1: Workflow: Doctor writes prescription in EMR. Pharmacist reviews charts in EMR, approves prescription. Nurse comes to Pyxis cabinet and scans patient barcode. Correct drawer opens in cabinet so the proper medication- and only the proper medication- is immediately available to nurse (technicians restock cabinet when necessary). Nurse takes medication to patient's room, scans patient barcode and medication barcode, administers drug. This system has dramatically lowered the rates of wrong-drug administration, because the computers are watching over things and catch humans getting confused on whether this medication is supposed to go to room 12 or room 21 in hour 11 of their shift. It is a great thing that has made hospitals safer. But it requires a huge amount of computers and networks to support.

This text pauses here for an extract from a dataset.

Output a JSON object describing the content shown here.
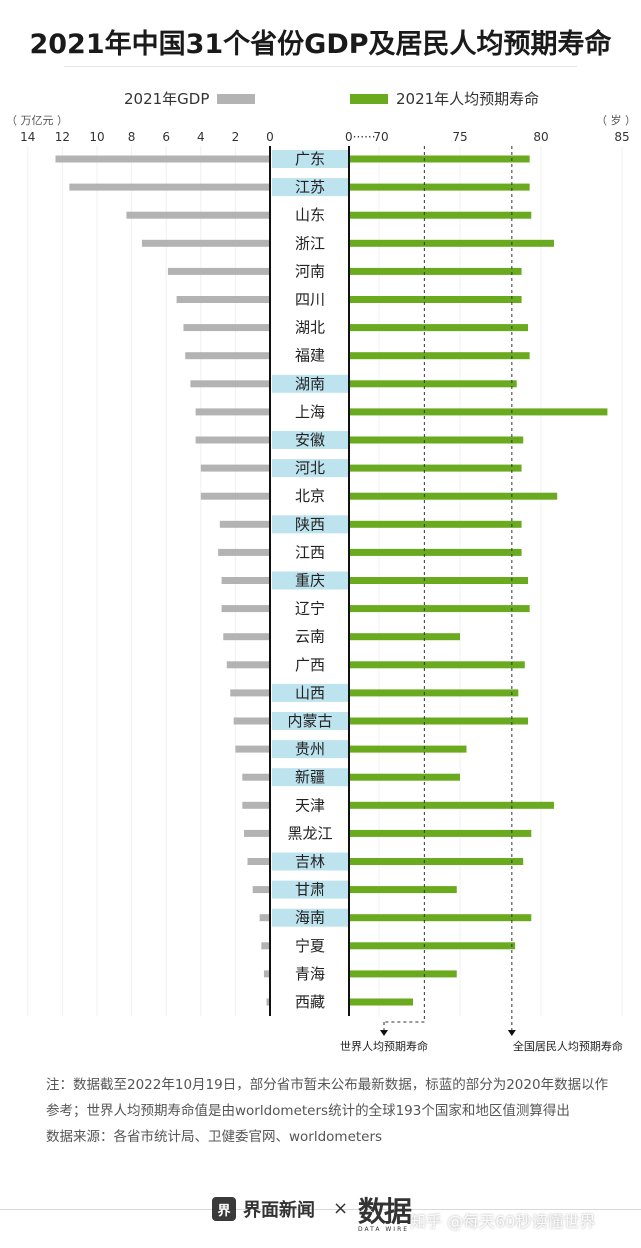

This would be a disaster from a HIPAA perspective, and an unimaginable amount of paperwork.
For relying on windows to run this kind of stuff and not doing any kind of staged rollout but just blindly applying untested kernel driver 3rd party patching fleet wide? yeah honestly. We had safer rollouts for cat videos than y'all seem to have for life critical systems. Maybe some criminal liability would make y'all care about reliability a bit more.
Staged rollout in the traditional sense wouldn't have helped here because the skanky kernel driver worked under all test conditions. It just didn't work when ot got fed bad data. This could have been mitigated by staging the data propagation, or by fully testing the driver with bad data (unlikely to ever have been done by any commercial organization). Perhaps some static analysis tool could have found the potential to crash (or the isomorphic "safe language" that doesn't yet exist for NT kernel drivers).
If you don't see that the thing that happened today that blew up the world was the rollout, I don't know what to tell you.
A QR code can store 3 KB of data. Every patient has a small QR Sticker printer on their bed. Whenever EPIC updates, print a new small QR sticker. Patient being moved tear of sticker and stick to their wrist tag.

This much of patients state will be carried on their wrist. Maybe for complex cases you need two stickers. Have to be judicious in encoding data, maybe just last 48 hours.

Handheld qr readers, off line that read and display QR data strings.